Tuchtrecht

Bedreiging objectiviteit wel gezien, maar niets gedaan

Een accountant-administratieconsulent signaleert een bedreiging voor haar objectiviteit, maar legt dat niet vast en neemt geen maatregelen. Ook was zij tegenover twee klanten met tegenstrijdige belangen niet duidelijk over haar rol.

Accountantskamer

Zaaknummers:
18/556 Wtra AK
Datum uitspraak:
21 januari 2019
Oordeel:
deels gegrond
Maatregel:
waarschuwing
Status:
definitief
Vindplaats:
ECLI:NL:TACAKN:2019:6

Lex van Almelo

Belangrijkste feiten

De dga van een bv verricht op basis van een managementovereenkomst (advies)werkzaamheden voor een andere bv. Beide vennootschappen zijn klant van hetzelfde accountantskantoor. Een accountant-administratieconsulent van het kantoor stelt de jaarrekeningen samen en doet fiscale werkzaamheden voor de tweede bv, waaraan zij ook juridische adviezen geeft. Tot oktober 2012 doet zij zelf ook accountantswerkzaamheden voor de management-bv. Daarna blijft deze bv klant van het kantoor.

De echtgenote van de dga sluit in 2008 een overeenkomst met de tweede bv. Zij koopt voor 1,8 ton 30 procent van de aandelen, die zullen worden geleverd op een moment naar haar keuze. Tot aan de levering zal zij een rente ontvangen die is gebaseerd op het basistarief van de bank plus 1 procent (op dat moment samen 7,4 procent). De aandelen worden niet geleverd en de twee partijen bestempelen de koopprijs als lening.

Twee jaar later sluiten ze een nieuwe overeenkomst, waarbij de lening wordt aangepast. De lening komt op naam van de management-bv die wordt betiteld als geldgever. De management-bv ontvangt 6 procent rente en kan de lening op elk gewenst moment omzetten in 30 procent van de aandelen van de geldlener. “Uit de opbrengst van de lening zal de bestaande geldlening van 180.000 euro (…) ten volle worden ingelost.”

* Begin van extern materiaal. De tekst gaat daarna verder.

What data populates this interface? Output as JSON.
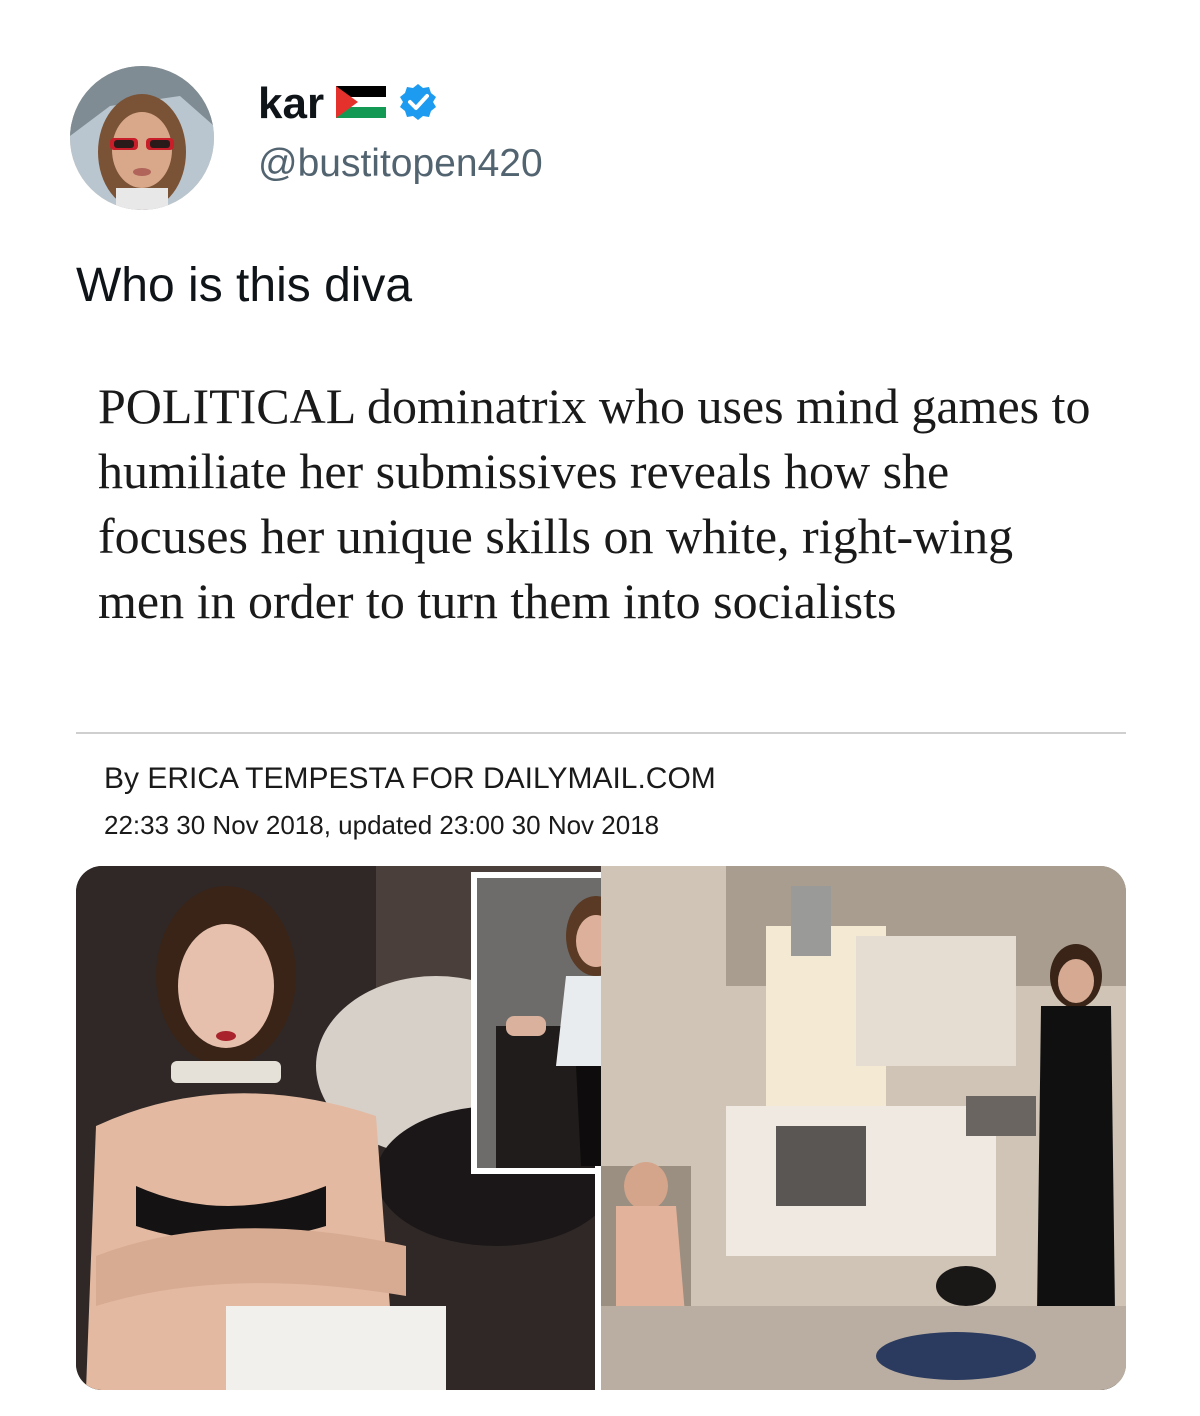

De twee bv’s spreken af dat de aandelen om fiscale redenen niet echt zullen worden geleverd, maar te zullen doen alsof dit wel is gebeurd. De management-bv heeft buiten de management fee ook recht op 30 procent van de nettowinst voor belastingen van de tweede bv. Daarna verstrekt de management-bv een ‘bedrijfsfinanciering’ aan de tweede bv. In totaal steekt de management-bv 218.500 euro in de tweede bv, naast de lening van 1,8 ton.

De tweede bv sluit in 2013 een overlijdensrisicoverzekering op de levens van de dga van de management-bv en de grootaandeelhouder van de tweede bv. De tweede bv is de begunstigde van deze verzekering. De dga zou graag zijn echtgenote als begunstigde zien, maar dat kan niet, omdat de tweede bv de premie betaalt. Een paar maanden later wordt de lening van 1,8 ton achtergesteld bij een bankfinanciering.

Eind 2014 wordt de dga ernstig ziek. Hij overlegt over de aflossing van de bedrijfsfinanciering en de voort- of omzetting van de lening van 1,8 ton. De dga laat zich adviseren door een advocaat en vraagt een jurist van het accountantskantoor om de tweede bv bij te staan. Op advies van het accountantskantoor lost de tweede bv de bedrijfsfinanciering af door crowdfunding.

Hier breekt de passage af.